ではなぜ、聖徳太子はこの三つのお経を選んだのかといいますと、聖徳太子さんには出家が許されなかったから。これが第一の理由です。仏教を信奉するのであれば、出家しなければならないでしょう。
しかし、国政の舵取りをする立場にある聖徳太子さんは出家できません。だから、在家が出家の十大弟子をことごとく打ち破っていく「維摩経」を選んだわけです。在家が出家の十大弟子よりもすごいというのが「維摩経」ですから。
第二の理由は、摂政としてこの地上を幸せにしなければならなかったからです。唯一、地上の繁栄を説いたお経である「法華経」を選んだ理由がそこにあります。
第三の理由は、摂政として仕える推古天皇が女性だったから。女性を不浄なるものとしている仏教から見たら、国の最高位である天皇が女性ではおかしな話になってしまいますでしょう。だから、女性でも成仏できるんだということを説いた唯一のお経、「勝鬘経」を選んだわけです。
実際、聖徳太子は橘寺で推古天皇様に講義をしています。聖徳太子が、直接「勝経」を解説して、推古天皇も勉強しています。聖徳太子が推古天皇に「勝鬘経」をレクチャーした記録が、歴史に残っています。

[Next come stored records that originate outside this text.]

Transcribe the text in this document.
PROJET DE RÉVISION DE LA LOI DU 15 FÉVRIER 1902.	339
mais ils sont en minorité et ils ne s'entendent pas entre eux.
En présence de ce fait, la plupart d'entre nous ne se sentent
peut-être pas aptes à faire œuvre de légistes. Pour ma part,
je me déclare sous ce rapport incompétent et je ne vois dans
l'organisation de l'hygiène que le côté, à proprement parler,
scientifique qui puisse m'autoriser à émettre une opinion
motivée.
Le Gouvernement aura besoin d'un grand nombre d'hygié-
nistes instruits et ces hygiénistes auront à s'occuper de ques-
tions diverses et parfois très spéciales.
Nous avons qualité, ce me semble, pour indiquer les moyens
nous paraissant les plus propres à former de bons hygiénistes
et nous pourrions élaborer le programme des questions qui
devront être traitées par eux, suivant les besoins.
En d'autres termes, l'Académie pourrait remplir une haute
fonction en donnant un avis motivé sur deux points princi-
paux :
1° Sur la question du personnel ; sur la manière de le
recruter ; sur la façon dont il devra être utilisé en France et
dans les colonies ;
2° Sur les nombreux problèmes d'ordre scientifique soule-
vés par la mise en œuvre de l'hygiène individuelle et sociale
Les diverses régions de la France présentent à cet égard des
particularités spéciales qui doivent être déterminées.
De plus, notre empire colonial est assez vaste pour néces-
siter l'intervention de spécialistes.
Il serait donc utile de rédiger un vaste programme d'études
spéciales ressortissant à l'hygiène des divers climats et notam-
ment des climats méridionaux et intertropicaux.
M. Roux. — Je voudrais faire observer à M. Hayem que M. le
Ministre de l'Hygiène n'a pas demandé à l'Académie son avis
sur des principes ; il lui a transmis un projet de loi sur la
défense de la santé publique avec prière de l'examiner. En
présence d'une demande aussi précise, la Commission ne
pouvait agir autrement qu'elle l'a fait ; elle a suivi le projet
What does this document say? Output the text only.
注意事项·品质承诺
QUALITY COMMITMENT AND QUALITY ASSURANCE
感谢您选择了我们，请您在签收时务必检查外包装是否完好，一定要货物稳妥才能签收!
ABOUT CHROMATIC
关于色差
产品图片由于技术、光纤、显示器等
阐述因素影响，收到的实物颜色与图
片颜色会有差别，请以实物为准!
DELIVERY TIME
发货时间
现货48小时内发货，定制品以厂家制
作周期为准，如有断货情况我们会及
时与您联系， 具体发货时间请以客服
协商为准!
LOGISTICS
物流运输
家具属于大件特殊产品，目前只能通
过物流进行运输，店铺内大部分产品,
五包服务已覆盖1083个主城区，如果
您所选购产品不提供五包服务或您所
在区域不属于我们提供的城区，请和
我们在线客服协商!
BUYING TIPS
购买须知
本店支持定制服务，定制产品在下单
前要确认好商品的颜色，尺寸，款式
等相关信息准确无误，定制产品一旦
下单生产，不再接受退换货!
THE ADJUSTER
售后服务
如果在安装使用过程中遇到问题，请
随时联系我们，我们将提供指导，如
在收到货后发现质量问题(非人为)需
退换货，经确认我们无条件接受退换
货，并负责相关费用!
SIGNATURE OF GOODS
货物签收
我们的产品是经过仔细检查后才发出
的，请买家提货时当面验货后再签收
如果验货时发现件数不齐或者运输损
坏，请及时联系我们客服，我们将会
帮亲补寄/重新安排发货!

聖徳太子は、要するに仏教を神道に合うようにしたわけです。本来、出家思想である仏教をそのまま取り入れるのではなく、日本の神道の伝統に合う在家思想である「維摩経」を三経に定めたのもそうですし、勝鬘夫人に説いた「勝経」を三経に定めたのもそうです。あるいはまた、この世に執着を持ってはいけない、この世に意味を見出してはいけないと教える仏教の中にあって、唯一、現実界を大切にする惟神の神道に合う「法華経」を三経に定めたのもそうです。
この三つのお経を選ばれたということは、聖徳太子はやはり、神道と惟神の道を踏まえたうえで仏教を咀嚼していたと言ってよいでしょう。